E’ discriminatorio non assumere persone a causa del rifiuto a togliere il velo: così la Corte d’appello di Milano, nella sentenza (qui è possibile leggere il testo) a proposito del comportamento di una azienda di ricerca di personale che, dovendo selezionare ragazze addette al volantinaggio per una fiera a Milano, aveva rifiutato di inserire nella selezione una lavoratrice italiana di origine egiziana e di fede musulmana, a causa del suo rifiuto a togliere il velo. Ne dà notizia Asgi (Associazione per gli Studi giuridici sull’immigrazione), in un comunicato, che segnaliamo di seguito.
La Corte d’appello di Milano ha dichiarato discriminatorio il comportamento di una azienda di ricerca del personale che, dovendo selezionare ragazze addette al volantinaggio per una fiera di scarpe a Milano di due giorni, aveva rifiutato di inserire nella selezione una lavoratrice italiana di origine egiziana e di fede musulmana a causa del suo rifiuto di togliere il velo.
La società si era difesa rivendicando il diritto di selezionare le lavoratrici sulla base di esigenze estetiche e di immagine, affermando che “i clienti non sarebbero mai stati così flessibili”. La difesa della lavoratrice affermava, invece, che quando un requisito coinvolge il fattore religioso gode di una particolare tutela : può essere inserito dell’azienda come condizione di assunzione solo quando sia essenziale alla prestazione lavorativa e il sacrificio imposto alla lavoratrice sia proporzionato all’interesse perseguito dall’azienda. La Corte ha accolto le tesi della difesa della lavoratrice e ha dichiarato discriminatoria la scelta della società di non far partecipare la lavoratrice alla selezione soltanto a causa del suo rifiuto di togliere il velo. Essa ha anche condannato l’azienda al risarcimento del danno non patrimoniale in misura di € 500.

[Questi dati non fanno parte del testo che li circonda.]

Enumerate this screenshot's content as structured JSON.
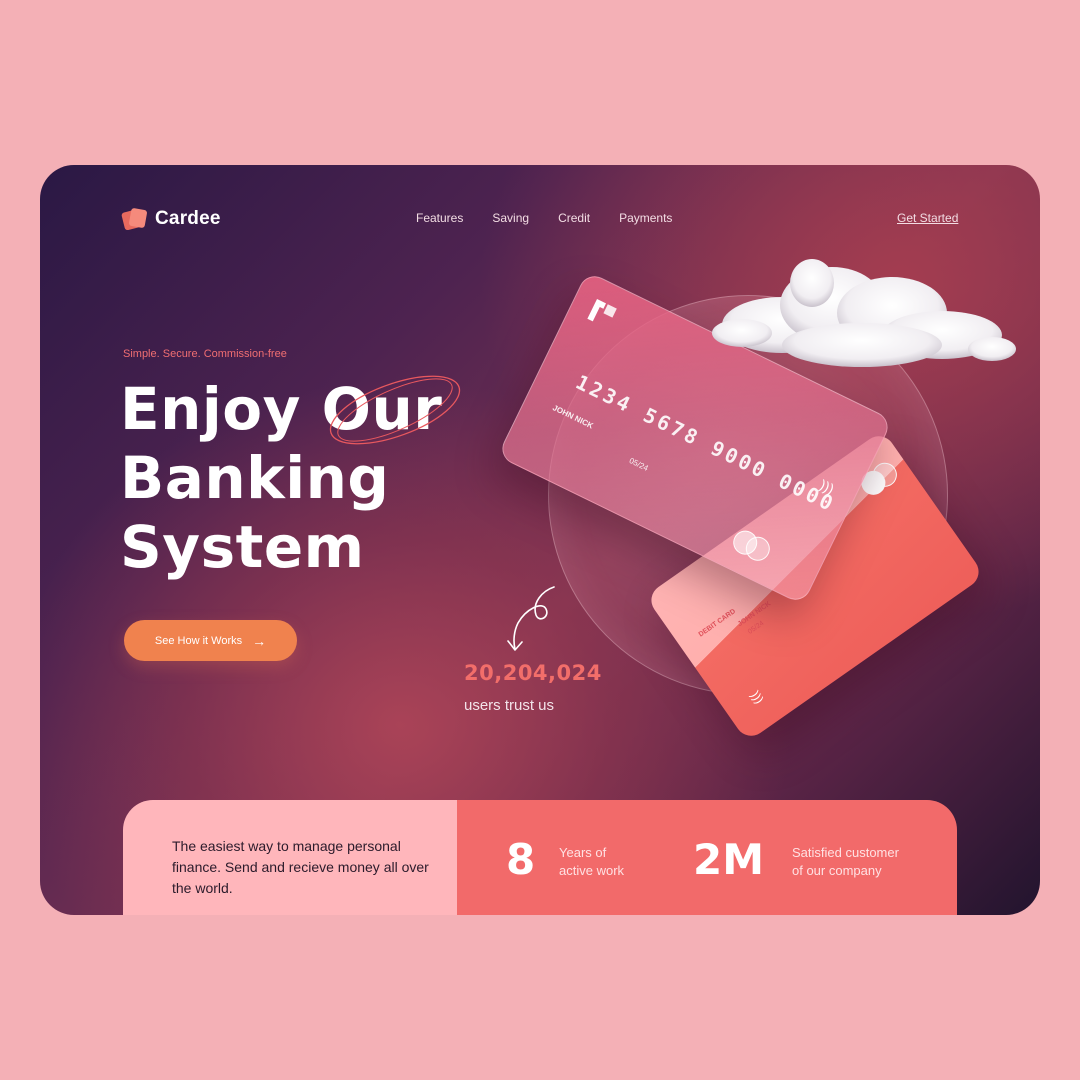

“E’ una sentenza molto importante” dichiara l’avvocato Alberto Guariso dell’ASGI che ha assistito la lavoratrice, “perché riconosce che il diritto all’identità religiosa è un elemento essenziale delle società democratiche e deve sempre essere garantito anche quando comporta un sacrificio di altre esigenze del datore di lavoro non altrettanto rilevanti, come quelle estetiche”.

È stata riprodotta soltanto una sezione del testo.